Overall, RAPID helps when you cannot just “plug in more GPUs” because the power grid or building limits you. It squeezes more performance out of the same electricity by matching power to each phase’s needs and adjusting in real time.

Implications and Impact

  • For data centers with tight electricity limits (a growing reality), RAPID can deliver more reliable AI service without breaking power budgets.
  • It improves energy efficiency and reduces costs by increasing useful work per watt.
  • It’s especially helpful for companies running smaller, tunable models on limited on-prem hardware.
  • The ideas can scale from one node to larger racks, and can complement other power management strategies.
  • In the bigger picture, smarter power-aware serving can make AI more sustainable and easier to deploy where power is scarce.

In short: RAPID makes AI servers smarter about electricity.

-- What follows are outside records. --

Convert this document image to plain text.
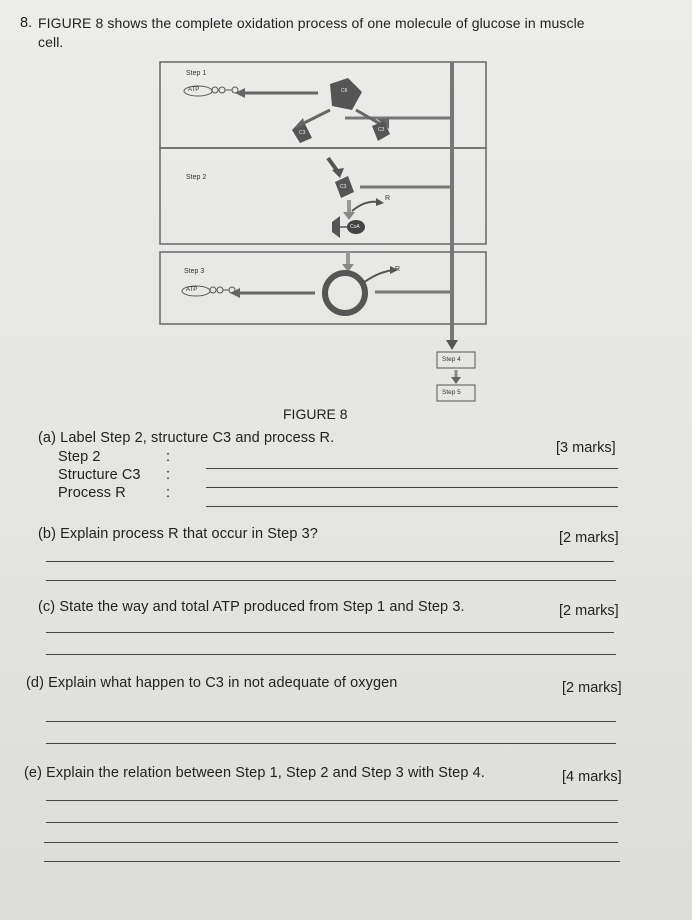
8. FIGURE 8 shows the complete oxidation process of one molecule of glucose in muscle
cell.
Step 1
ATP	C6
C3	C3
Step 2
C3
R
CoA
Step 3	R
ATP
Step 4
Step 5
FIGURE 8
(a) Label Step 2, structure C3 and process R.
[3 marks]
Step 2	:
Structure C3 :
Process R	:
(b) Explain process R that occur in Step 3?	[2 marks]
(c) State the way and total ATP produced from Step 1 and Step 3.	[2 marks]
(d) Explain what happen to C3 in not adequate of oxygen	[2 marks]
(e) Explain the relation between Step 1, Step 2 and Step 3 with Step 4.	[4 marks]
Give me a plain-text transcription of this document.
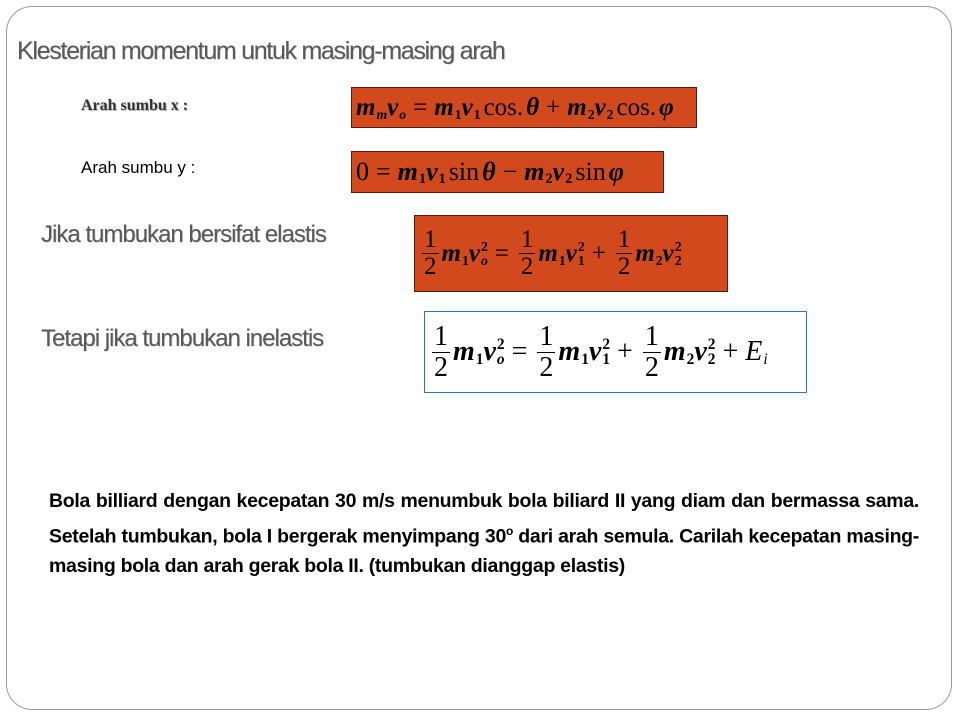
Klesterian momentum untuk masing-masing arah
Arah sumbu x :
Arah sumbu y :
m
m v
o = m
1 v
1 cos. θ + m
2 v
2 cos. φ
0 = m
1 v
1 sin θ − m
2 v
2 sin φ
Jika tumbukan bersifat elastis	$\frac{1}{2}$ m
1 v 2
$o = \frac{1}{2}$ m
1 v 2
$1 + \frac{1}{2}$ m
2 v 2
2
Tetapi jika tumbukan inelastis	$\frac{1}{2}$ m
1 v 2
$o = \frac{1}{2}$ m
1 v 2
$1 + \frac{1}{2}$ m
2 v 2
2 + E
i
Bola billiard dengan kecepatan 30 m/s menumbuk bola biliard II yang diam dan bermassa sama. Setelah tumbukan, bola I bergerak menyimpang 30$^o$ dari arah semula. Carilah kecepatan masing-masing bola dan arah gerak bola II. (tumbukan dianggap elastis)
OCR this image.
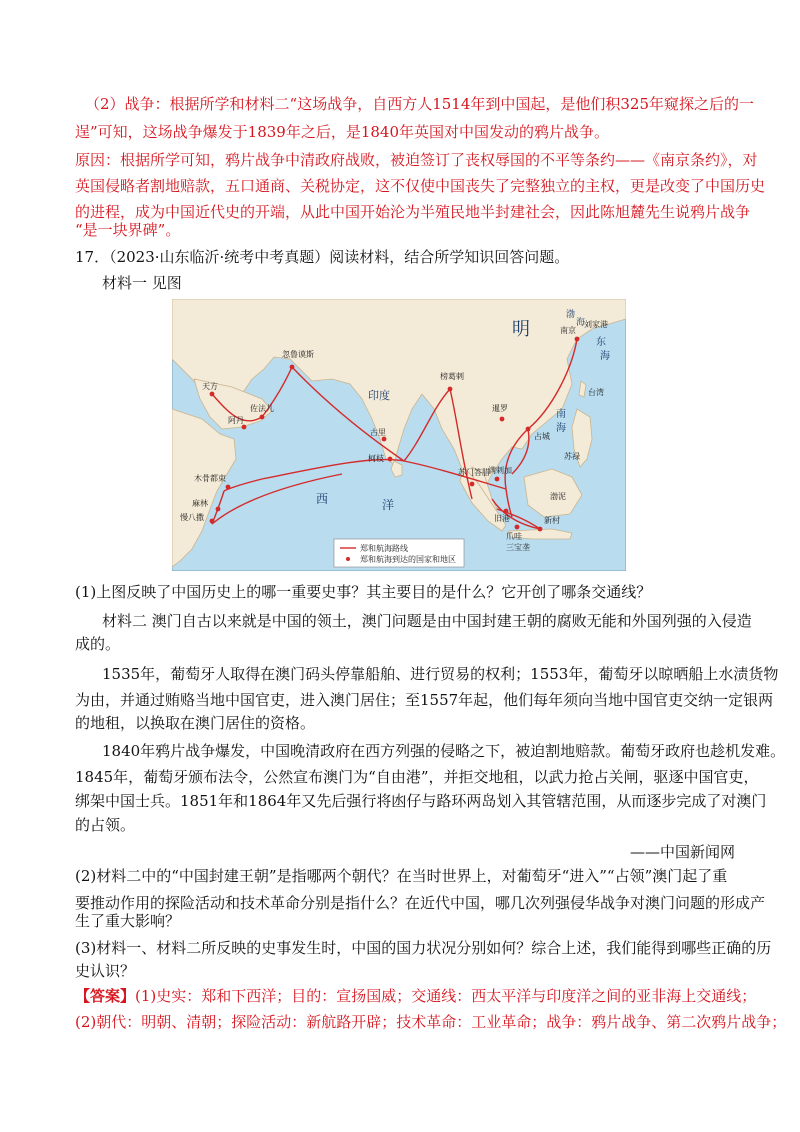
（2）战争：根据所学和材料二“这场战争，自西方人1514年到中国起，是他们积325年窥探之后的一
逞”可知，这场战争爆发于1839年之后，是1840年英国对中国发动的鸦片战争。
原因：根据所学可知，鸦片战争中清政府战败，被迫签订了丧权辱国的不平等条约——《南京条约》，对
英国侵略者割地赔款，五口通商、关税协定，这不仅使中国丧失了完整独立的主权，更是改变了中国历史
的进程，成为中国近代史的开端，从此中国开始沦为半殖民地半封建社会，因此陈旭麓先生说鸦片战争
“是一块界碑”。
17．（2023·山东临沂·统考中考真题）阅读材料，结合所学知识回答问题。
材料一 见图
明	南京
刘家港
忽鲁谟斯
天方
佐法儿
阿丹
印度
榜葛剌
古里
柯枝
木骨都束
麻林
慢八撒
暹罗
占城
满剌加
苏门答腊
旧港
爪哇
三宝垄
新村
台湾
苏禄
渤泥
渤
海
东
海
南
海
西	洋
郑和航海路线
郑和航海到达的国家和地区
(1)上图反映了中国历史上的哪一重要史事？其主要目的是什么？它开创了哪条交通线？
材料二 澳门自古以来就是中国的领土，澳门问题是由中国封建王朝的腐败无能和外国列强的入侵造
成的。
1535年，葡萄牙人取得在澳门码头停靠船舶、进行贸易的权利；1553年，葡萄牙以晾晒船上水渍货物
为由，并通过贿赂当地中国官吏，进入澳门居住；至1557年起，他们每年须向当地中国官吏交纳一定银两
的地租，以换取在澳门居住的资格。
1840年鸦片战争爆发，中国晚清政府在西方列强的侵略之下，被迫割地赔款。葡萄牙政府也趁机发难。
1845年，葡萄牙颁布法令，公然宣布澳门为“自由港”，并拒交地租，以武力抢占关闸，驱逐中国官吏，
绑架中国士兵。1851年和1864年又先后强行将凼仔与路环两岛划入其管辖范围，从而逐步完成了对澳门
的占领。
——中国新闻网
(2)材料二中的“中国封建王朝”是指哪两个朝代？在当时世界上，对葡萄牙“进入”“占领”澳门起了重
要推动作用的探险活动和技术革命分别是指什么？在近代中国，哪几次列强侵华战争对澳门问题的形成产
生了重大影响？
(3)材料一、材料二所反映的史事发生时，中国的国力状况分别如何？综合上述，我们能得到哪些正确的历
史认识？
【答案】(1)史实：郑和下西洋；目的：宣扬国威；交通线：西太平洋与印度洋之间的亚非海上交通线；
(2)朝代：明朝、清朝；探险活动：新航路开辟；技术革命：工业革命；战争：鸦片战争、第二次鸦片战争；
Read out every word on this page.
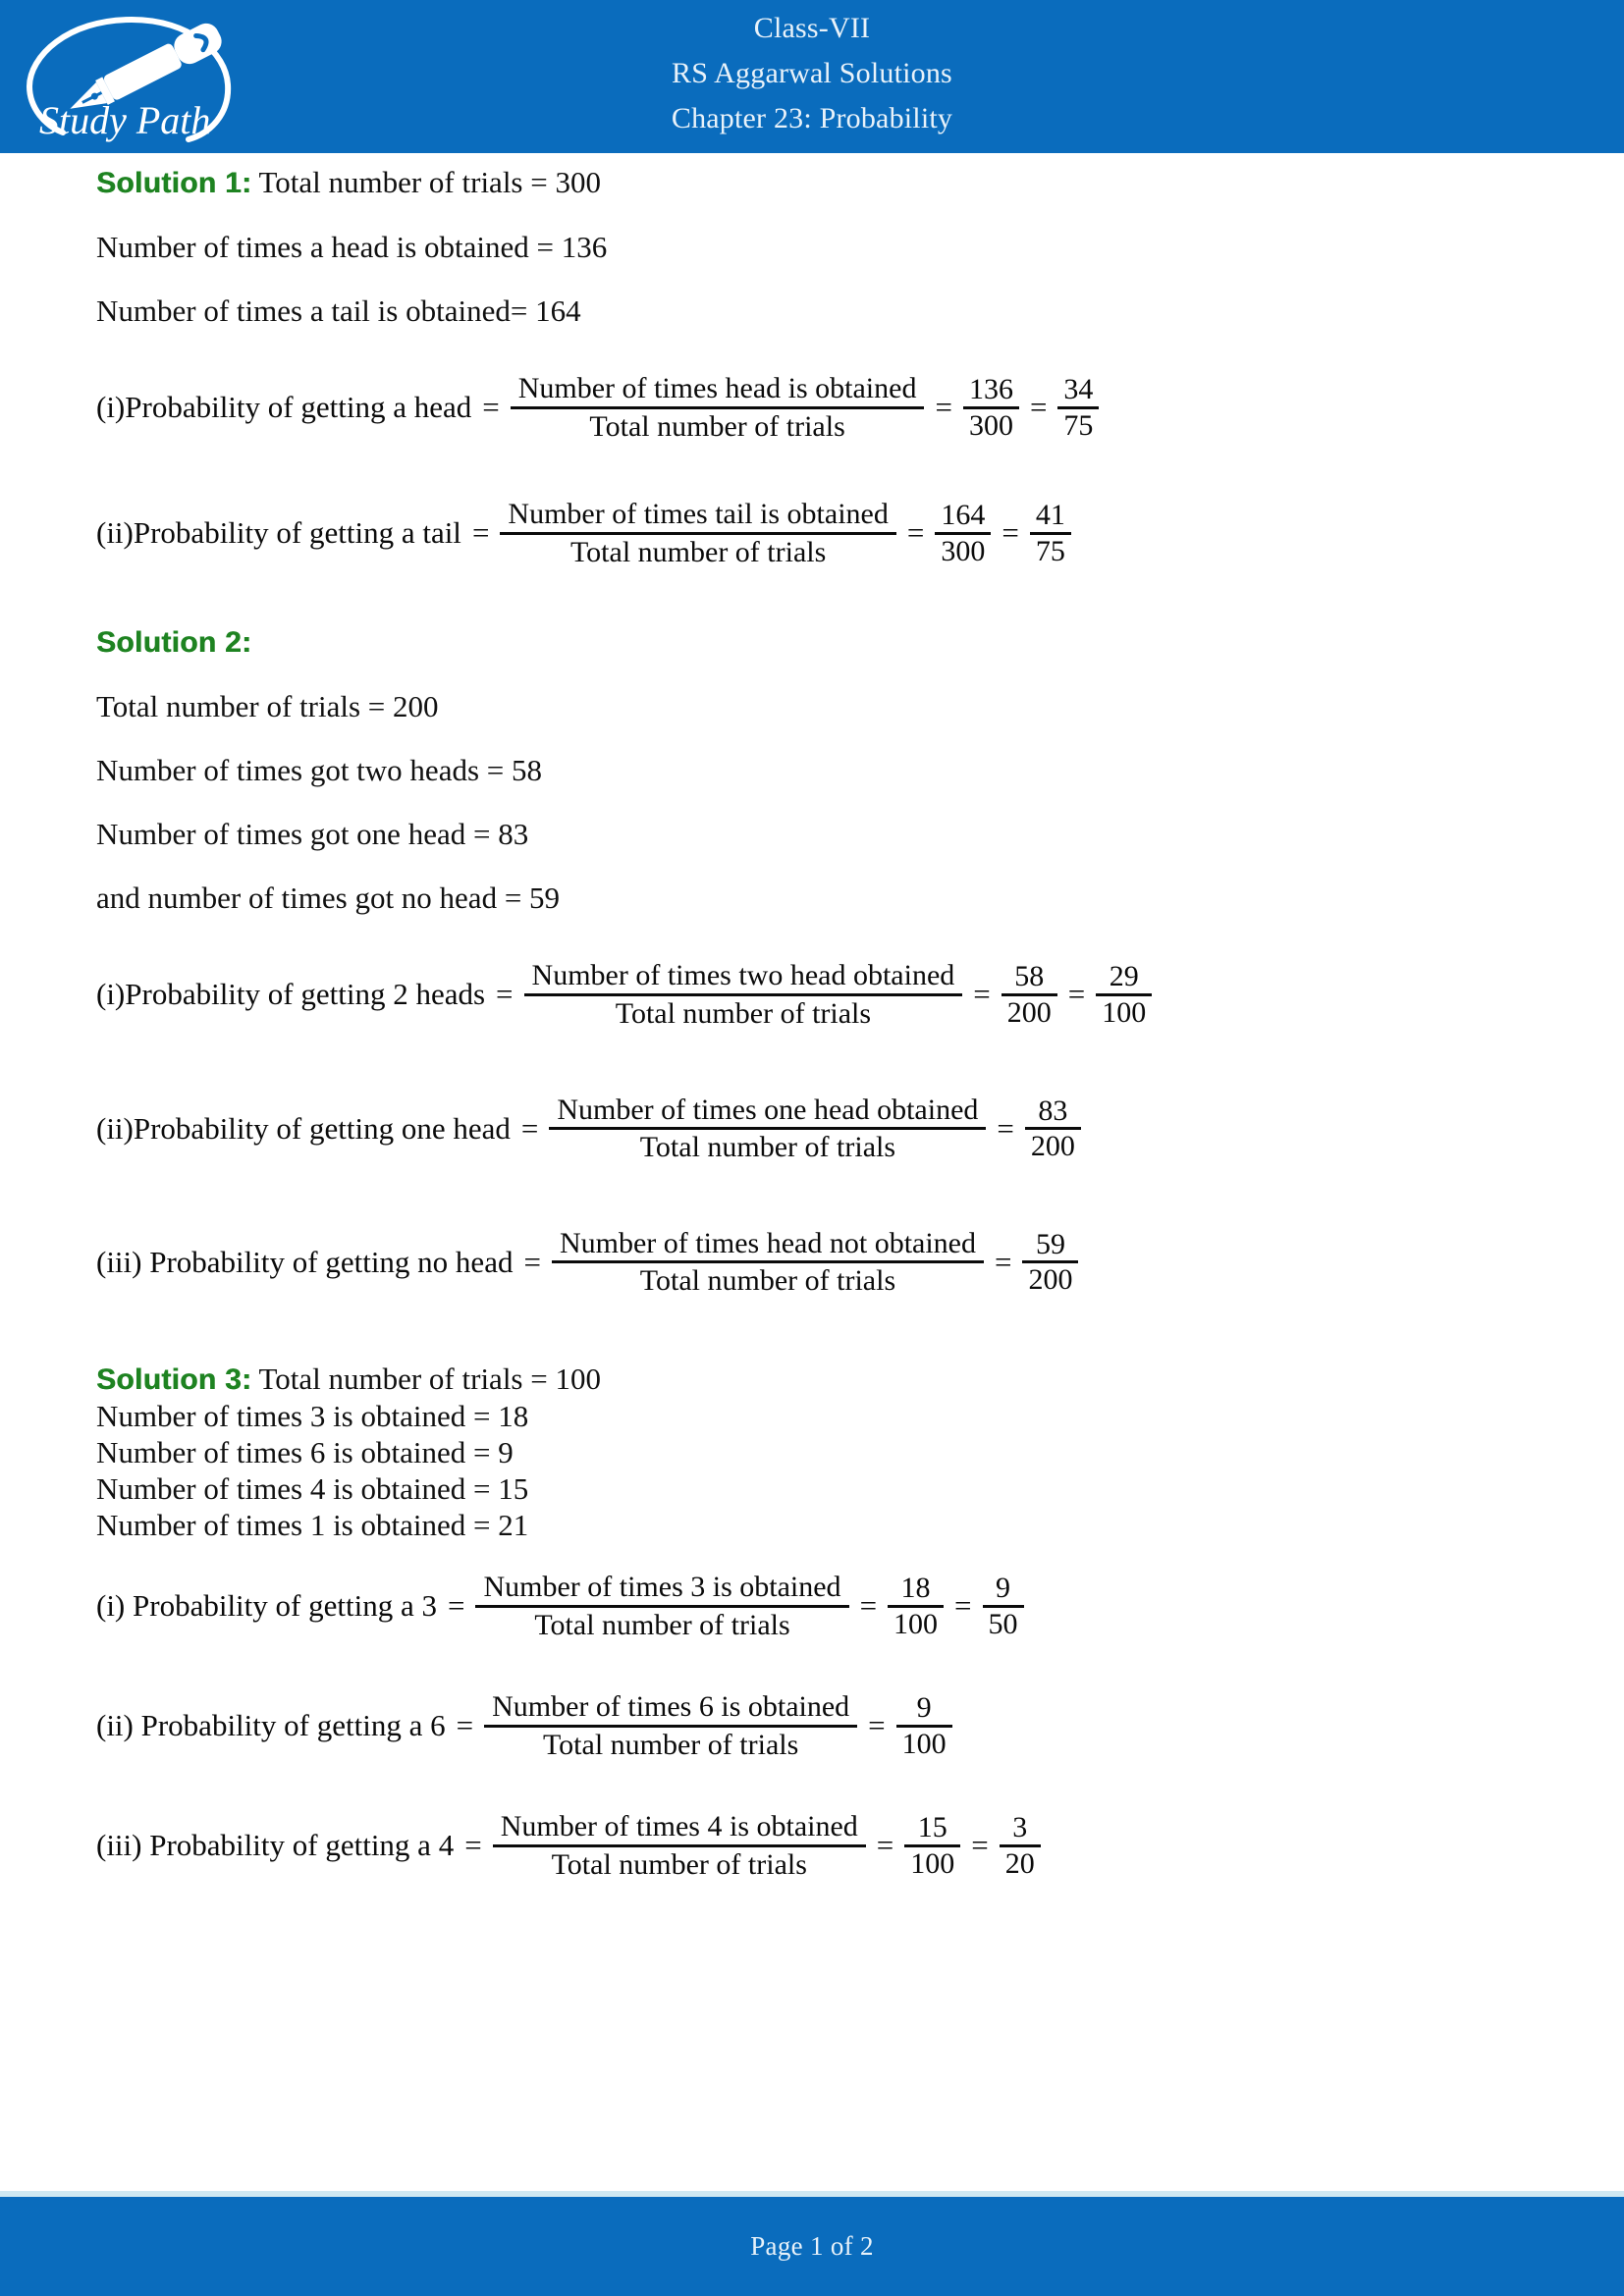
Study Path
Class-VII
RS Aggarwal Solutions
Chapter 23: Probability
Solution 1: Total number of trials = 300
Number of times a head is obtained = 136
Number of times a tail is obtained= 164
(i)Probability of getting a head = $\frac{\text{Number of times head is obtained}}{\text{Total number of trials}} = \frac{136}{300} = \frac{34}{75}$
(ii)Probability of getting a tail = $\frac{\text{Number of times tail is obtained}}{\text{Total number of trials}} = \frac{164}{300} = \frac{41}{75}$
Solution 2:
Total number of trials = 200
Number of times got two heads = 58
Number of times got one head = 83
and number of times got no head = 59
(i)Probability of getting 2 heads = $\frac{\text{Number of times two head obtained}}{\text{Total number of trials}} = \frac{58}{200} = \frac{29}{100}$
(ii)Probability of getting one head = $\frac{\text{Number of times one head obtained}}{\text{Total number of trials}} = \frac{83}{200}$
(iii) Probability of getting no head = $\frac{\text{Number of times head not obtained}}{\text{Total number of trials}} = \frac{59}{200}$
Solution 3: Total number of trials = 100
Number of times 3 is obtained = 18
Number of times 6 is obtained = 9
Number of times 4 is obtained = 15
Number of times 1 is obtained = 21
(i) Probability of getting a $3 = \frac{\text{Number of times 3 is obtained}}{\text{Total number of trials}} = \frac{18}{100} = \frac{9}{50}$
(ii) Probability of getting a $6 = \frac{\text{Number of times 6 is obtained}}{\text{Total number of trials}} = \frac{9}{100}$
(iii) Probability of getting a $4 = \frac{\text{Number of times 4 is obtained}}{\text{Total number of trials}} = \frac{15}{100} = \frac{3}{20}$
Page 1 of 2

By splitting tasks and dynamically shifting power and GPU roles, it keeps response times steady and handles busy periods better—all while staying within a strict energy budget.

Knowledge Gaps

Knowledge gaps, limitations, and open questions

Below is a single, consolidated list of gaps, uncertainties, and unexplored aspects that future work could address to strengthen, generalize, and operationalize RAPID.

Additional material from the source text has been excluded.